Since a little before 40 and increasingly so after turning 40, I’ve started to miss having siblings. It’s some small things and some big stuff. Among the small things is the possibility to not celebrate Christmas with my parents. My mom always say “Will you be home for Christmas?” I answer that I guess so and she replies: “Well, you really don’t have to, if you have something else going on, it’s just that your father and I are so happy when you’re…”

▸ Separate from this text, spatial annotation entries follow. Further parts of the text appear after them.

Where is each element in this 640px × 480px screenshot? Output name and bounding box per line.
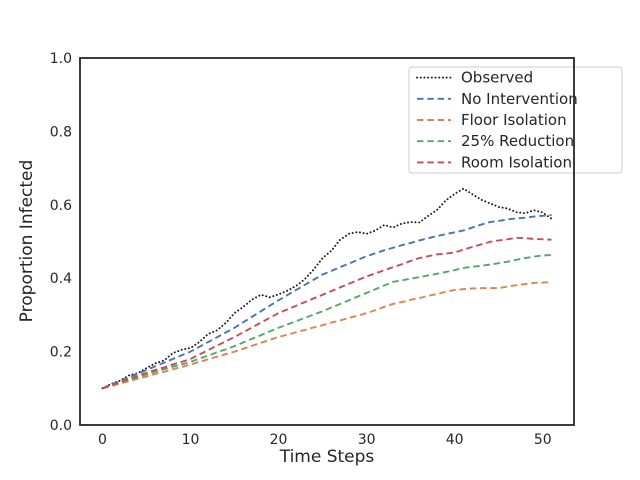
axes-spines [79, 57, 575, 426]
x-tick-label: 0 [98, 432, 107, 448]
legend-label: No Intervention [461, 90, 578, 108]
y-tick-label: 0.6 [50, 198, 72, 214]
series-line-floor-isolation [102, 280, 552, 390]
x-tick-label: 20 [270, 432, 288, 448]
series-line-25-reduction [102, 254, 552, 390]
x-tick-label: 10 [182, 432, 200, 448]
y-tick-label: 0.0 [50, 418, 72, 434]
x-axis-title: Time Steps [279, 447, 375, 467]
y-tick-label: 0.2 [50, 345, 72, 361]
series-line-no-intervention [102, 214, 552, 390]
y-tick-label: 1.0 [50, 51, 72, 67]
x-tick-label: 50 [534, 432, 552, 448]
series-line-observed [101, 187, 553, 390]
legend-box [408, 66, 623, 174]
y-tick-label: 0.8 [50, 124, 72, 140]
series-line-room-isolation [102, 236, 552, 390]
x-tick-label: 30 [358, 432, 376, 448]
legend-label: Room Isolation [461, 153, 572, 171]
y-tick-label: 0.4 [50, 271, 72, 287]
y-axis-title: Proportion Infected [17, 159, 37, 323]
legend-label: 25% Reduction [461, 132, 574, 150]
x-tick-label: 40 [446, 432, 464, 448]
legend-label: Floor Isolation [461, 111, 567, 129]
legend-label: Observed [461, 69, 533, 87]
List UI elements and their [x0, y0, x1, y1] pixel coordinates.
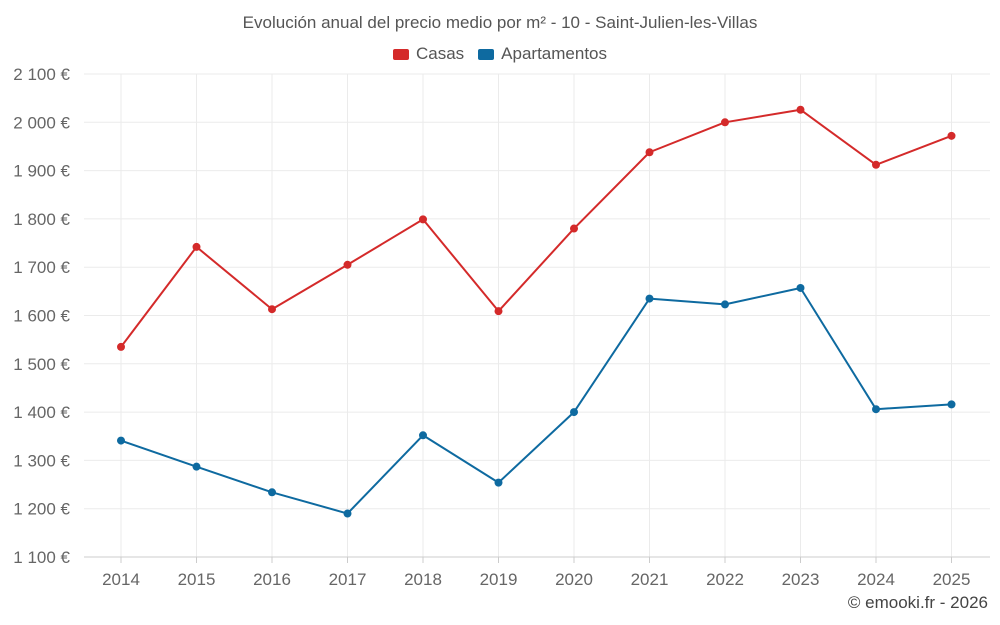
x-tick-label: 2017 [329, 570, 367, 589]
data-point-apartamentos [419, 431, 427, 440]
data-point-apartamentos [570, 408, 578, 417]
data-point-apartamentos [645, 294, 654, 303]
data-point-casas [343, 260, 352, 269]
series-line-casas [120, 108, 952, 348]
y-tick-label: 1 600 € [13, 307, 70, 326]
x-tick-label: 2022 [706, 570, 744, 589]
x-tick-label: 2015 [178, 570, 216, 589]
data-point-casas [494, 307, 503, 316]
legend-item-casas[interactable]: Casas [392, 44, 465, 64]
data-point-apartamentos [192, 462, 201, 471]
data-point-casas [570, 224, 578, 233]
data-point-casas [419, 215, 427, 224]
data-point-apartamentos [796, 283, 805, 292]
y-tick-label: 1 400 € [13, 403, 70, 422]
data-point-casas [796, 105, 805, 114]
y-tick-label: 1 500 € [13, 355, 70, 374]
legend-swatch-apartamentos [478, 48, 495, 60]
data-point-casas [645, 148, 654, 157]
y-tick-label: 1 700 € [13, 258, 70, 277]
x-tick-label: 2018 [404, 570, 442, 589]
data-point-apartamentos [494, 478, 503, 487]
data-point-casas [947, 131, 956, 140]
x-tick-label: 2021 [631, 570, 669, 589]
data-point-apartamentos [947, 400, 956, 409]
y-tick-label: 1 900 € [13, 162, 70, 181]
y-tick-label: 1 200 € [13, 500, 70, 519]
data-point-casas [721, 118, 729, 127]
data-point-apartamentos [343, 509, 352, 518]
legend-item-apartamentos[interactable]: Apartamentos [478, 44, 607, 64]
data-point-casas [192, 242, 201, 251]
chart-title: Evolución anual del precio medio por m² … [242, 13, 758, 32]
data-point-apartamentos [721, 300, 729, 309]
data-point-apartamentos [117, 436, 125, 445]
data-point-casas [117, 342, 125, 351]
legend-swatch-casas [392, 48, 409, 60]
x-tick-label: 2019 [480, 570, 518, 589]
legend: Casas Apartamentos [0, 44, 1000, 64]
copyright-credit: © emooki.fr - 2026 [847, 593, 988, 612]
y-tick-label: 2 000 € [13, 113, 70, 132]
data-point-casas [872, 160, 880, 169]
y-tick-label: 1 100 € [13, 548, 70, 567]
series-line-apartamentos [120, 286, 952, 515]
x-tick-label: 2023 [782, 570, 820, 589]
data-point-apartamentos [268, 488, 276, 497]
data-point-apartamentos [872, 405, 880, 414]
x-tick-label: 2020 [555, 570, 593, 589]
y-tick-label: 1 800 € [13, 210, 70, 229]
x-tick-label: 2014 [102, 570, 140, 589]
legend-label-casas: Casas [415, 44, 465, 63]
x-tick-label: 2024 [857, 570, 895, 589]
x-tick-label: 2016 [253, 570, 291, 589]
y-tick-label: 1 300 € [13, 451, 70, 470]
y-tick-label: 2 100 € [13, 65, 70, 84]
x-tick-label: 2025 [933, 570, 971, 589]
data-point-casas [268, 305, 276, 314]
legend-label-apartamentos: Apartamentos [501, 44, 608, 63]
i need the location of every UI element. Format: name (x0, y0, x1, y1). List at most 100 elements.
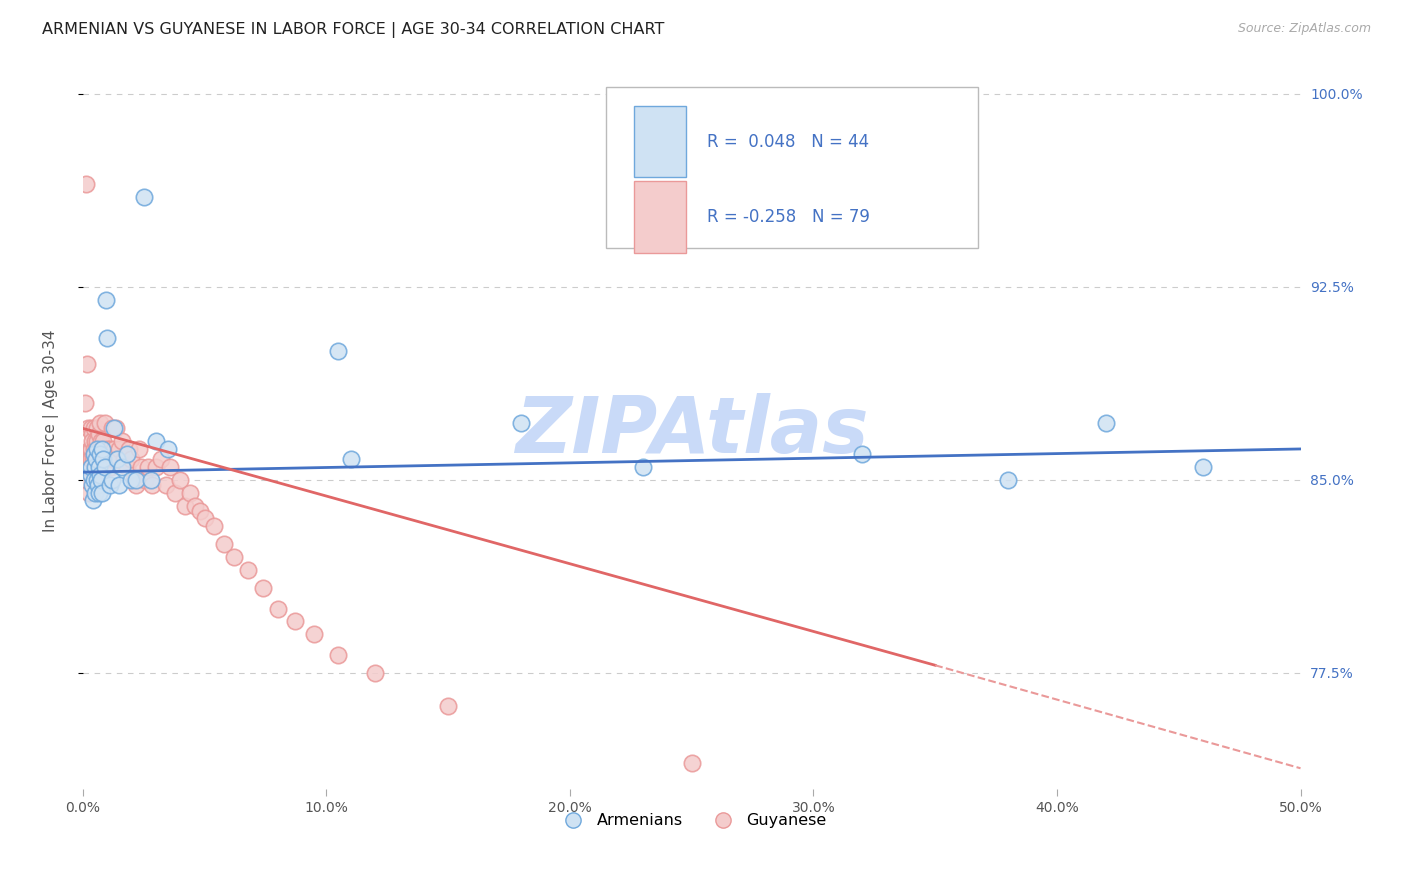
Point (89, 467, 111, 482)
Point (118, 442, 141, 456)
Text: Source: ZipAtlas.com: Source: ZipAtlas.com (1237, 22, 1371, 36)
Point (364, 665, 387, 680)
Point (83, 447, 105, 461)
Point (77, 485, 100, 500)
Point (103, 421, 125, 435)
Point (328, 648, 350, 662)
Point (82, 452, 104, 467)
Point (79, 442, 101, 456)
Point (284, 615, 307, 629)
Point (100, 460, 122, 475)
Point (91, 485, 114, 500)
Point (90, 473, 112, 487)
Point (132, 189, 155, 203)
Point (165, 485, 187, 500)
Point (76, 357, 98, 371)
FancyBboxPatch shape (606, 87, 977, 248)
Point (328, 344, 350, 359)
Point (193, 511, 215, 525)
Point (159, 460, 181, 475)
Point (75, 395, 97, 409)
Point (141, 478, 163, 492)
Point (90, 452, 112, 467)
Point (77, 421, 100, 435)
Point (997, 473, 1019, 487)
Point (156, 442, 179, 456)
Point (84, 460, 107, 475)
Point (94, 293, 117, 307)
Point (93, 460, 115, 475)
Point (84, 442, 107, 456)
Point (79, 452, 101, 467)
Point (139, 473, 162, 487)
Point (90, 442, 112, 456)
Bar (634, 106, 686, 178)
Point (98, 478, 121, 492)
Point (80, 426, 103, 441)
Point (188, 504, 211, 518)
Point (179, 485, 201, 500)
Text: R =  0.048   N = 44: R = 0.048 N = 44 (707, 133, 869, 151)
Text: ARMENIAN VS GUYANESE IN LABOR FORCE | AGE 30-34 CORRELATION CHART: ARMENIAN VS GUYANESE IN LABOR FORCE | AG… (42, 22, 665, 38)
Legend: Armenians, Guyanese: Armenians, Guyanese (550, 806, 834, 835)
Point (87, 478, 110, 492)
Point (108, 478, 131, 492)
Point (96, 442, 118, 456)
Point (681, 756, 703, 771)
Point (84, 434, 107, 449)
Point (89, 447, 111, 461)
Point (111, 460, 134, 475)
Point (79, 442, 101, 456)
Point (75, 177, 97, 191)
Point (101, 452, 124, 467)
Point (125, 473, 148, 487)
Point (86, 434, 108, 449)
Point (86, 442, 108, 456)
Point (266, 601, 288, 615)
Point (631, 460, 654, 475)
Point (149, 452, 172, 467)
Point (76, 447, 98, 461)
Point (212, 537, 235, 551)
Point (80, 452, 103, 467)
Point (138, 460, 160, 475)
Point (83, 473, 105, 487)
Point (83, 421, 105, 435)
Point (105, 452, 128, 467)
Point (174, 499, 197, 513)
Point (155, 478, 177, 492)
Point (84, 452, 107, 467)
Point (339, 452, 361, 467)
Point (82, 478, 104, 492)
Point (87, 460, 110, 475)
Point (84, 452, 107, 467)
Point (80, 421, 103, 435)
Point (89, 416, 111, 430)
Point (238, 563, 260, 577)
Point (93, 452, 115, 467)
Point (93, 416, 115, 430)
Point (125, 478, 148, 492)
Point (90, 434, 112, 449)
Point (108, 442, 131, 456)
Point (96, 331, 118, 345)
Point (82, 434, 104, 449)
Point (84, 485, 107, 500)
Point (145, 434, 167, 449)
Point (1192, 460, 1215, 475)
Point (86, 473, 108, 487)
Point (79, 467, 101, 482)
Point (129, 460, 152, 475)
Point (111, 434, 134, 449)
Point (510, 416, 533, 430)
Point (91, 442, 114, 456)
Point (1094, 416, 1116, 430)
Point (80, 460, 103, 475)
Point (82, 493, 104, 508)
Point (101, 421, 124, 435)
Point (202, 519, 225, 533)
Point (103, 442, 125, 456)
Point (94, 452, 117, 467)
Point (87, 426, 110, 441)
Point (75, 473, 97, 487)
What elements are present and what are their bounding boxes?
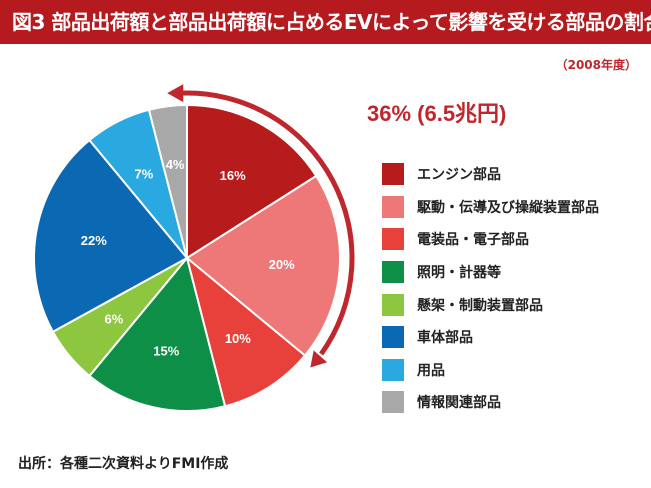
slice-value-label: 20%: [269, 257, 295, 272]
slice-value-label: 4%: [166, 157, 185, 172]
legend-label: 電装品・電子部品: [417, 232, 529, 249]
legend-label: 照明・計器等: [417, 265, 501, 282]
callout-arrow-head-top: [167, 84, 184, 103]
legend-swatch: [382, 391, 404, 414]
legend-label: 情報関連部品: [417, 395, 501, 412]
legend-item: 駆動・伝導及び操縦装置部品: [382, 191, 599, 224]
pie-slice: [185, 174, 341, 357]
legend-item: 照明・計器等: [382, 256, 599, 289]
slice-value-label: 16%: [220, 168, 246, 183]
legend-label: 駆動・伝導及び操縦装置部品: [417, 199, 599, 216]
slice-value-label: 15%: [153, 344, 179, 359]
legend-item: エンジン部品: [382, 158, 599, 191]
legend-label: 用品: [417, 362, 445, 379]
legend-item: 車体部品: [382, 321, 599, 354]
legend-swatch: [382, 195, 404, 218]
pie-slice: [88, 255, 227, 412]
legend-label: 懸架・制動装置部品: [417, 297, 543, 314]
legend-label: エンジン部品: [417, 167, 501, 184]
slice-value-label: 22%: [81, 233, 107, 248]
chart-title: 図3 部品出荷額と部品出荷額に占めるEVによって影響を受ける部品の割合: [0, 0, 651, 44]
legend-swatch: [382, 163, 404, 186]
slice-value-label: 7%: [135, 166, 154, 181]
pie-slice: [147, 103, 188, 259]
legend-swatch: [382, 261, 404, 284]
pie-slice: [33, 138, 189, 334]
pie-slice: [186, 103, 318, 260]
legend: エンジン部品駆動・伝導及び操縦装置部品 電装品・電子部品 照明・計器等懸架・制動装置…: [382, 158, 599, 419]
slice-value-label: 6%: [105, 311, 124, 326]
legend-swatch: [382, 326, 404, 349]
callout-label: 36% (6.5兆円): [367, 101, 506, 126]
legend-swatch: [382, 293, 404, 316]
callout-arrow-head-bottom: [310, 350, 328, 368]
legend-swatch: [382, 358, 404, 381]
legend-swatch: [382, 228, 404, 251]
source-note: 出所：各種二次資料よりFMI作成: [18, 456, 229, 472]
legend-item: 電装品・電子部品: [382, 223, 599, 256]
legend-item: 懸架・制動装置部品: [382, 288, 599, 321]
year-note: （2008年度）: [555, 58, 637, 72]
callout-arrow: [181, 90, 355, 356]
legend-label: 車体部品: [417, 330, 473, 347]
slice-value-label: 10%: [225, 331, 251, 346]
legend-item: 情報関連部品: [382, 386, 599, 419]
legend-item: 用品: [382, 354, 599, 387]
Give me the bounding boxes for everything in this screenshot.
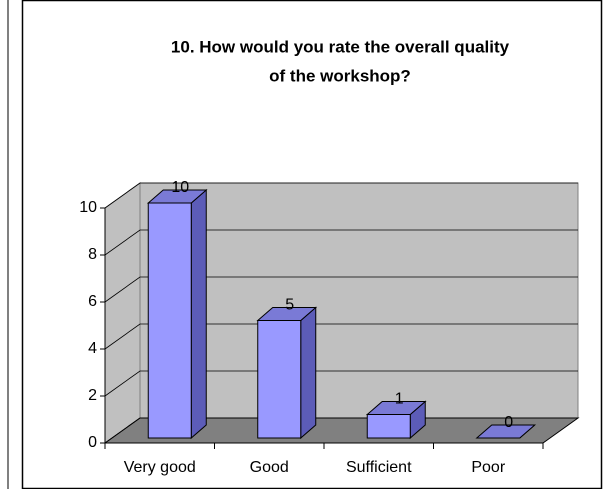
grid-line <box>104 276 578 303</box>
y-tick-label: 2 <box>88 387 97 404</box>
data-label: 0 <box>504 414 513 431</box>
chart-title: of the workshop? <box>269 66 411 85</box>
grid-line <box>104 417 578 444</box>
chart-title: 10. How would you rate the overall quali… <box>171 37 510 56</box>
bar <box>475 424 537 439</box>
side-wall <box>104 182 141 444</box>
x-tick-label: Poor <box>471 459 505 476</box>
grid-line <box>104 323 578 350</box>
bar-side <box>190 188 207 440</box>
grid-line <box>104 229 578 256</box>
data-label: 10 <box>171 179 189 196</box>
x-tick-label: Very good <box>124 459 196 476</box>
y-tick-label: 4 <box>88 340 97 357</box>
y-tick-label: 0 <box>88 434 97 451</box>
y-tick-label: 6 <box>88 293 97 310</box>
bar-front <box>257 320 302 439</box>
bar <box>256 306 318 440</box>
y-tick-label: 8 <box>88 246 97 263</box>
bar-side <box>300 306 317 440</box>
bar <box>146 188 208 440</box>
data-label: 1 <box>395 391 404 408</box>
grid-line <box>104 370 578 397</box>
bar-front <box>366 414 411 439</box>
x-tick-label: Good <box>250 459 289 476</box>
data-label: 5 <box>285 297 294 314</box>
bar-front <box>147 202 192 439</box>
x-tick-label: Sufficient <box>346 459 412 476</box>
grid-line <box>104 182 578 209</box>
bar <box>365 400 427 440</box>
y-tick-label: 10 <box>79 199 97 216</box>
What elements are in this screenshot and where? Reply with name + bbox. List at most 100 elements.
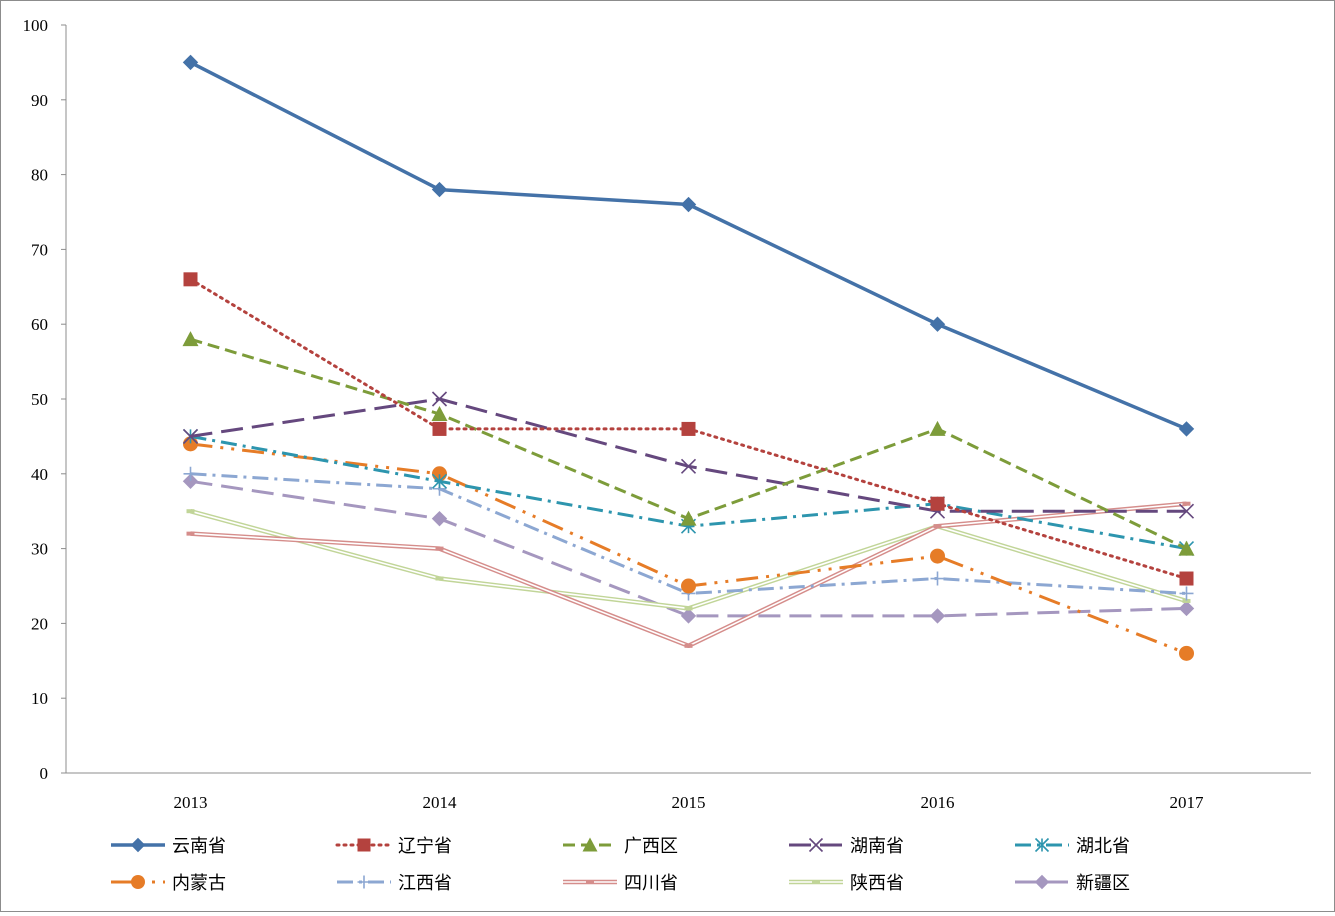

It would’ve been nice to be able to make a call: “Hey sis, you’re on Christmas duty this year, I’m taking off partying in London.” It would’ve been nice if mom had someone else to focus her attention on, someone to call when the first snow falls and tell to put on warm clothes. I know she loves me, and means well, but it’s kinda embarrising for a 42 year old man to have his mother ask if he’s eating enough, and making sure I have clean underwear. I roll my eyes, tell her I love her and say that I’ve managed to live by my own for 22 years now without starving to death, gettiing evidted for a messy house, or having an accident and not wearing clean underwear (I’ve had some minor accidents, tho).
And it would have been nice to have a brother or sister today, when my dad died.
At 11.05 a.m. his body didn’t want to fight the lung cancer any more. We knew it was coming, he got the diagnosis early in 2001, and it’s been borrowed time for quite a while. He’d been fighting the illness succesfully for over 2,5 years and was doing OK most of the time. But it turned to worse about six weeks ago.
Now comes the time for the funeral, insurances, taking care of his stuff, cleaning out his room at the ward where he got his final hospital care. In many ways, I’m relieved, because at the end, it was quick, and he hardly suffered. It was only this past weekend that the pain got severe. It wasn’t a surprise, and I’m not grieving, though I feel kinda guilty about not crying over him. Maybe I will, when I finally realize what’s happened.
This mini-rant is just to say that I’m feeling very lonely now, and would’ve liked to have someone to share the burden with. I had my relationship with my dad, but it certainly isn’t the same as my mom’s, who met my dad in '54, got engaged in '55 and married in '58. Of course, we can comfort each other. We have to, because our family was just me and mom and dad. My mom has no siblings either and my dad broke with his famile over 30 years ago. Didn’t even go to my grandfather’s or grandmother’s funeral.
It’s at times like these, that I look at my friends who have bigger families, and envy them.
A p.s. I know there are Dopers who have faith. While I can appreciate the gesture of prayers, should someone show up and offer them, I myself am free of religion.